Advogada da Zarro Advogados

 

 

  Seguindo o rito da Lei Complementar n.º 101/02, houve a caracterização do estado de calamidade pública justificada pela pandemia do vírus Covid-19 reconhecida pelo Decreto Legislativo n.º 6/2020. Diante disso, os empresários que dispõem de contratos firmados com o Poder Público em cursos de execução vivem momentos de incertezas, medos e com sérios riscos de falência, dado que as maiores e mais complexas repercussões pela pandemia serão nas contratações públicas.

                                                           Isto porque, mesmo havendo dotações orçamentárias já previstas para estes contratos em execução, é perceptível que a escassez de recursos públicos irá adquirir uma gravidade ainda maior em vista desta pandemia. De outro lado, também, haverá empresas que descumprirão suas obrigações contratadas por privações de funcionários, escassez de dinheiro, desabastecimento de estoques, dentre outros fatores.

É fato que, quando na licitação, nenhum contratado formulou uma proposta financeira contemplando uma remuneração para os custos econômicos que serão desencadeados por essa crise, motivo pelo qual, diante deste cenário, a empresa deverá comunicar, com extrema urgência, ao órgão público sobre as situações imprevisíveis ou qualquer dificuldade na continuidade das prestações dos serviços ou fornecimento bens, de forma a exercer os direitos assegurados pela lei, quais sejam: reequilíbrio econômico-financeiro, suspensão dos trabalhos ou rescisão contratual.

Na verdade, a realidade fática dos contratos administrativos demonstram que, via de regra, os pagamentos já são realizados sempre com atrasos (utilizam ao máximo o prazo do exceptionon adimpleti contractus), sendo comum que as empresas arquem sozinhas com os custos mensais de 02 (dois) a 03 (três) meses. De tal modo, diante da decretação de calamidade pública, haverá nitidamente a possibilidade de mais atrasos nos pagamentos, dando ensejo ao poder-dever da administração pública em adotar medidas que neutralizem os efeitos negativos sobre a contratante.
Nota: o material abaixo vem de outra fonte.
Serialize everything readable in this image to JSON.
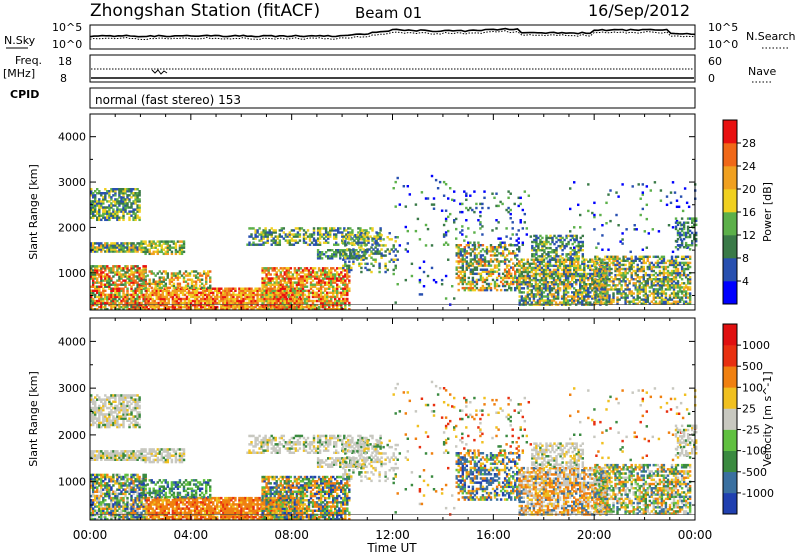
{
  "header": {
    "title": "Zhongshan Station (fitACF)",
    "beam": "Beam 01",
    "date": "16/Sep/2012"
  },
  "top_panels": {
    "nsky_label": "N.Sky",
    "nsearch_label": "N.Search",
    "nsky_ticks": [
      "10^5",
      "10^0"
    ],
    "nsearch_ticks": [
      "10^5",
      "10^0"
    ],
    "freq_label": "Freq.",
    "freq_unit": "[MHz]",
    "freq_ticks": [
      "18",
      "8"
    ],
    "nave_label": "Nave",
    "nave_ticks": [
      "60",
      "0"
    ],
    "cpid_label": "CPID",
    "cpid_text": "normal (fast stereo) 153"
  },
  "chart_data": [
    {
      "type": "heatmap",
      "name": "power",
      "ylabel": "Slant Range [km]",
      "ylim": [
        180,
        4500
      ],
      "yticks": [
        "4000",
        "3000",
        "2000",
        "1000"
      ],
      "colorbar_label": "Power [dB]",
      "colorbar_ticks": [
        "28",
        "24",
        "20",
        "16",
        "12",
        "8",
        "4"
      ],
      "colors": [
        "#0000ff",
        "#2850b0",
        "#3a7a48",
        "#5cb04a",
        "#f0d020",
        "#f0a020",
        "#f06818",
        "#e81010"
      ]
    },
    {
      "type": "heatmap",
      "name": "velocity",
      "ylabel": "Slant Range [km]",
      "ylim": [
        180,
        4500
      ],
      "yticks": [
        "4000",
        "3000",
        "2000",
        "1000"
      ],
      "colorbar_label": "Velocity [m s^-1]",
      "colorbar_ticks": [
        "1000",
        "500",
        "100",
        "25",
        "-25",
        "-100",
        "-500",
        "-1000"
      ],
      "colors": [
        "#2040b0",
        "#3a70a0",
        "#3a8a40",
        "#60c040",
        "#c8c8c0",
        "#f0c020",
        "#f08010",
        "#e83010",
        "#e01010"
      ]
    }
  ],
  "x_axis": {
    "ticks": [
      "00:00",
      "04:00",
      "08:00",
      "12:00",
      "16:00",
      "20:00",
      "00:00"
    ],
    "label": "Time UT"
  }
}
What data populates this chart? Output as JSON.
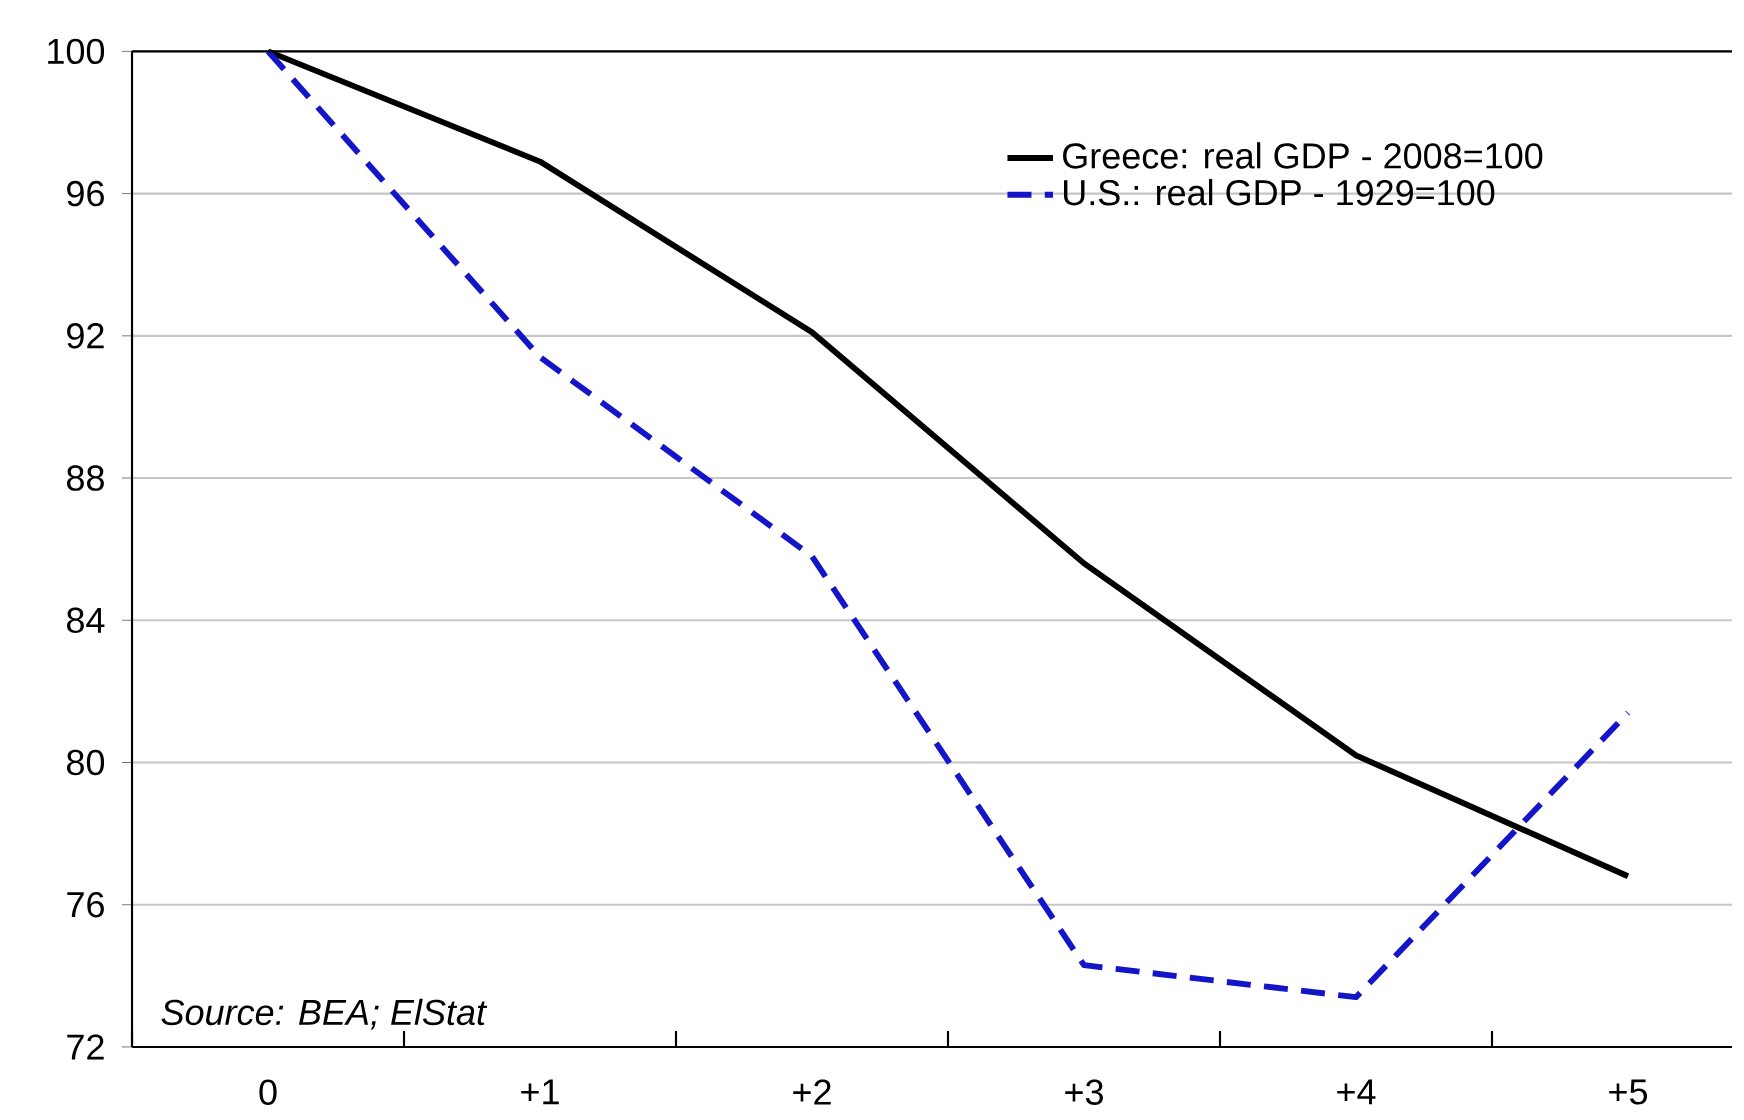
{
  "chart_data": {
    "type": "line",
    "categories": [
      "0",
      "+1",
      "+2",
      "+3",
      "+4",
      "+5"
    ],
    "series": [
      {
        "name": "Greece: real GDP - 2008=100",
        "color": "#000000",
        "line_style": "solid",
        "values": [
          100,
          96.9,
          92.1,
          85.6,
          80.2,
          76.8
        ]
      },
      {
        "name": "U.S.: real GDP - 1929=100",
        "color": "#1414c8",
        "line_style": "dashed",
        "values": [
          100,
          91.4,
          85.8,
          74.3,
          73.4,
          81.4
        ]
      }
    ],
    "ylim": [
      72,
      100
    ],
    "yticks": [
      72,
      76,
      80,
      84,
      88,
      92,
      96,
      100
    ],
    "grid": "y",
    "legend": "top right",
    "marker": "none",
    "annotations": [
      "Source: BEA; ElStat"
    ]
  }
}
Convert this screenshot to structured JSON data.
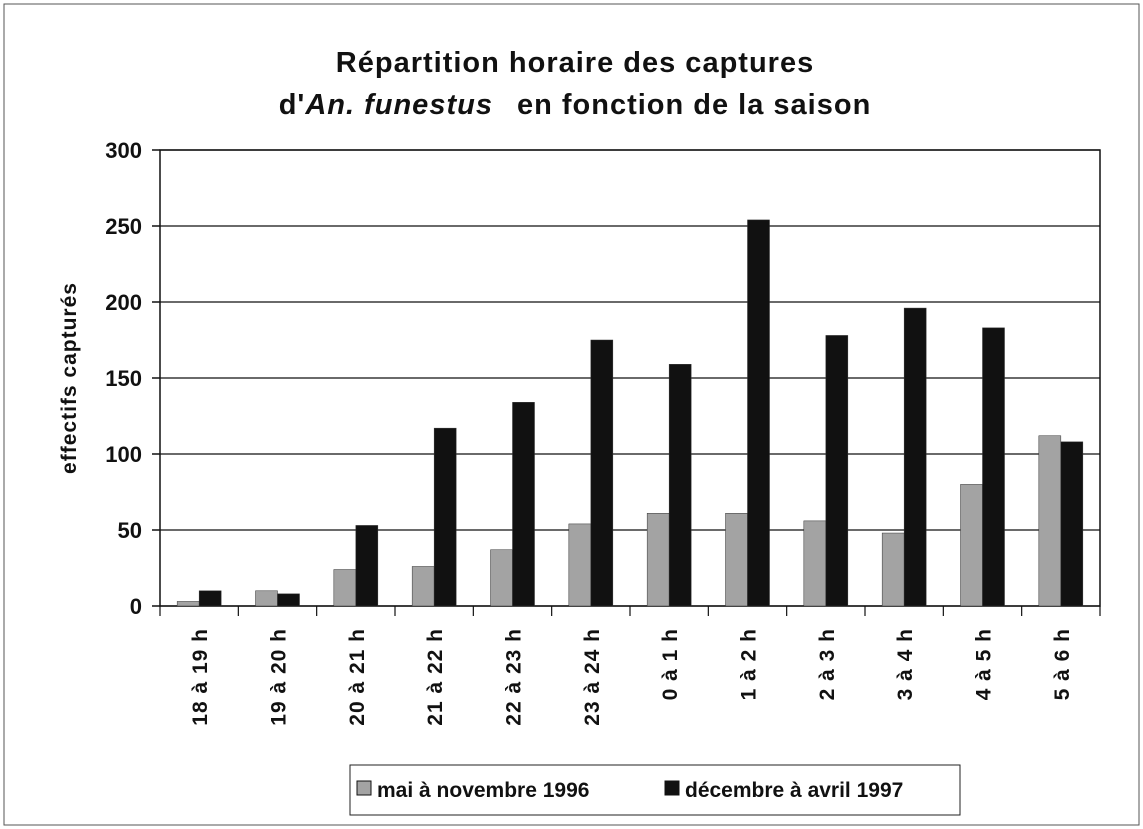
{
  "chart_data": {
    "type": "bar",
    "title": {
      "line1": "Répartition horaire des captures",
      "line2": [
        "d'",
        "An. funestus",
        "en fonction de la saison"
      ]
    },
    "y_label": "effectifs capturés",
    "categories": [
      "18 à 19 h",
      "19 à 20 h",
      "20 à 21 h",
      "21 à 22 h",
      "22 à 23 h",
      "23 à 24 h",
      "0 à 1 h",
      "1 à 2 h",
      "2 à 3 h",
      "3 à 4 h",
      "4 à 5 h",
      "5 à 6 h"
    ],
    "series": [
      {
        "name": "mai à novembre 1996",
        "color": "#a3a3a3",
        "values": [
          3,
          10,
          24,
          26,
          37,
          54,
          61,
          61,
          56,
          48,
          80,
          112
        ]
      },
      {
        "name": "décembre à avril 1997",
        "color": "#111111",
        "values": [
          10,
          8,
          53,
          117,
          134,
          175,
          159,
          254,
          178,
          196,
          183,
          108
        ]
      }
    ],
    "ylim": [
      0,
      300
    ],
    "yticks": [
      0,
      50,
      100,
      150,
      200,
      250,
      300
    ],
    "grid": true
  }
}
Nesta seara, quando a administração identificar que haverá escassez de condições econômicas para o pagamento devido à contratada, compete-lhe estabelecer a suspensão dos trabalhos. Não é admissível que a administração pública fique omissa e continue usufruindo da prestação dos serviços ou fornecimento de bens e, posteriormente, argumente a ausência dos pagamentos por conta dos efeitos da pandemia.

Ademais, dispondo a contratada de comprovação da impossibilidade de cumprir o objeto do contrato e, em se tratando de serviços contínuos e essenciais, deverá prevalecer a boa-fé contratual entre as partes, que deverão adotar medidas preventivas e mitigadoras para extinguir o contrato administrativo, sem qualquer aplicabilidade de sanção administrativa para as empresas contratadas.

É evidente que esta pandemia versa sobre fatos imprevisíveis e com consequências inestimáveis para todos, mas, principalmente para o contratado. Assim, caso a administração pública não aceite a suspensão ou rescisão do contrato administrativo, caberá às empresas ingressarem no poder judiciário para requererem tal direito.

                                                        O decreto de calamidade pública por esta pandemia e seus efeitos ultrapassa largamente as situações tradicionais em nosso país, acarretando uma crise sem precedentes, como o possível descumprimento das prestações contratadas nos setores administrativos, sendo imprescindível a prevalência da boa-fé contratual e a cooperação entre órgão público e particular para que, juntos, adotem providências imediatas e urgentes para neutralizar ou, pelo menos, amenizar os efeitos negativos destas circunstâncias nos contratos administrativos em execução.